Crédit : Moncler Gamme Bleu

Moncler Gamme Bleu

It is tradition at Moncler each season that designer Thom Browne pick a theme for the brand’s Gamme Bleu menswear line – be it fencing, skiing or swimming – and spin an entire collection out of each sport’s traditional attire. Purportedly, the fall/winter 2016 show took its starting point from alpine military corps. But all anyone in the audience saw was a bumper load of camouflage.

Browne sent out what seemed like an endless lineup of men covered in head-to-toe camo in shades of red, white and blue, with a bit of gray and black thrown in for good measure. From head (the models worn face obscuring balaclava masks with the sliver of skin around the eyes also painted to blend in) to toe (yes, camo socks and shoes), every inch of cloth and skin was covered in the pattern. This collection was all about concealment.
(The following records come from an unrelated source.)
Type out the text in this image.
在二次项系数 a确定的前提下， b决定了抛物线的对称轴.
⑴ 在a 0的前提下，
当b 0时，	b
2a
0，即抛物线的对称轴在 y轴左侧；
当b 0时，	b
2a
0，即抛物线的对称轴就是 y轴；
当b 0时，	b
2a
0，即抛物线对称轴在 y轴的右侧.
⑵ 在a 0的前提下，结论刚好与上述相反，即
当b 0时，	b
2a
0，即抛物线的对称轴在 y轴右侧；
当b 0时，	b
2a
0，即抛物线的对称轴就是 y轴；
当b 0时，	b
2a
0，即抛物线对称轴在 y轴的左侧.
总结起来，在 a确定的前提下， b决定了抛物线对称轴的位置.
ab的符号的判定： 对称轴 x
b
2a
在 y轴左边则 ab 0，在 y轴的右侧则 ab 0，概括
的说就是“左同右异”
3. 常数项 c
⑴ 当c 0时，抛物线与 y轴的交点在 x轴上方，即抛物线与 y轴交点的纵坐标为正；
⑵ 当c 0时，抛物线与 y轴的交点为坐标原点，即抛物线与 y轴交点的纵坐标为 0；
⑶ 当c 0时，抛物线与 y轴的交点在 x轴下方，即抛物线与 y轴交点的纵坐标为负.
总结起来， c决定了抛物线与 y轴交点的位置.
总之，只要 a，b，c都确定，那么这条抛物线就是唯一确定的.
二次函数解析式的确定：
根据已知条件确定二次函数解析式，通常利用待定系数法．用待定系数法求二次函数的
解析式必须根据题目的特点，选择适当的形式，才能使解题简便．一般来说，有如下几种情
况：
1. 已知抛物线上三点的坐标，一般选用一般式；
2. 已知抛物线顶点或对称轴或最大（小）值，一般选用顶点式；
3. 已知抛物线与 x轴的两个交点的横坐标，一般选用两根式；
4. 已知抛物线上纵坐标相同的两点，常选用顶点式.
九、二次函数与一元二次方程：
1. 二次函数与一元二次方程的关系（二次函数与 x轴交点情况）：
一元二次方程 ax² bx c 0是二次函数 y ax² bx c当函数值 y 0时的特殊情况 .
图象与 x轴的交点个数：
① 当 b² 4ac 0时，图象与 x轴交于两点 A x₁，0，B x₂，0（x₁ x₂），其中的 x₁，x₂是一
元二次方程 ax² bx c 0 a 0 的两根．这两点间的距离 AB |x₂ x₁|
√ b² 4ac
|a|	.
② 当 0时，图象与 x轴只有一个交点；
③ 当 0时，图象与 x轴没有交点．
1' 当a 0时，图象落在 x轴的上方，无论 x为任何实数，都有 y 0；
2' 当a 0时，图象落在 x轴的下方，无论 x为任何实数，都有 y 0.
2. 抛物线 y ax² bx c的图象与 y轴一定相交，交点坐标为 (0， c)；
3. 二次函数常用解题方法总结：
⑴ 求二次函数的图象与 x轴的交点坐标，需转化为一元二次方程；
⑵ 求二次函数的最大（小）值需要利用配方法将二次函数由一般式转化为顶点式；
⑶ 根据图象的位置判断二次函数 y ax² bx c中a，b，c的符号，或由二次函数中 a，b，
But what couldn’t be disguised was the audience’s visceral reaction and distaste for a collection that felt rather thoughtless considering the recent terrorist attacks in France and subsequent heightened security measures across Europe.

No doubt did Browne not mean to look insensitive. The inclusion of fake pink eyelashes on the models felt like a last minute attempt to lighten the mood his collection exuded, and after all, camouflage is a pretty standard go-to motif in menswear.

However, the overall effect of models wearing shaved fur jackets, shimmering sequined coats and studded pants, all crafted in the same camouflage pattern, was disdain. And it didn’t help that the finale was a square shaped snow globe concept that saw all the models lined up in a row and surrounded by swirling snowflake confetti.

Camouflage is never cute.

Crédit : Damir Doma

Damir Doma

A confident Damir Doma was all smiles backstage before his show, which took place at Milan’s famed central train station. “My last show, which was the first one I showed here [in Milan], felt very transitional to me,” admitted Doma. “Because I started them in Paris and I finished them here. It was with a team that changed. And this time I was really settled down. I knew how the ateliers worked and they knew how I worked.”

That understanding showed on the catwalk, where the designer sent out a collection with a flaming red high-speed train in the backdrop. Against that bold color, Doma’s collection popped. Raw edged outerwear, sweaters woven through with a single off-center ribbon undulating through the weave and roomy coats with a fringe circling just below the hip, all had a dramatic homespun appeal.

The generally oversized silhouettes obscured the models’ forms. Between the casting and understated styling, this collection had an asexual utilitarian sculptural strength about it that felt very of-the-moment.

“I really managed to do a collection that is one hundred percent me,” said Doma. We couldn’t agree more.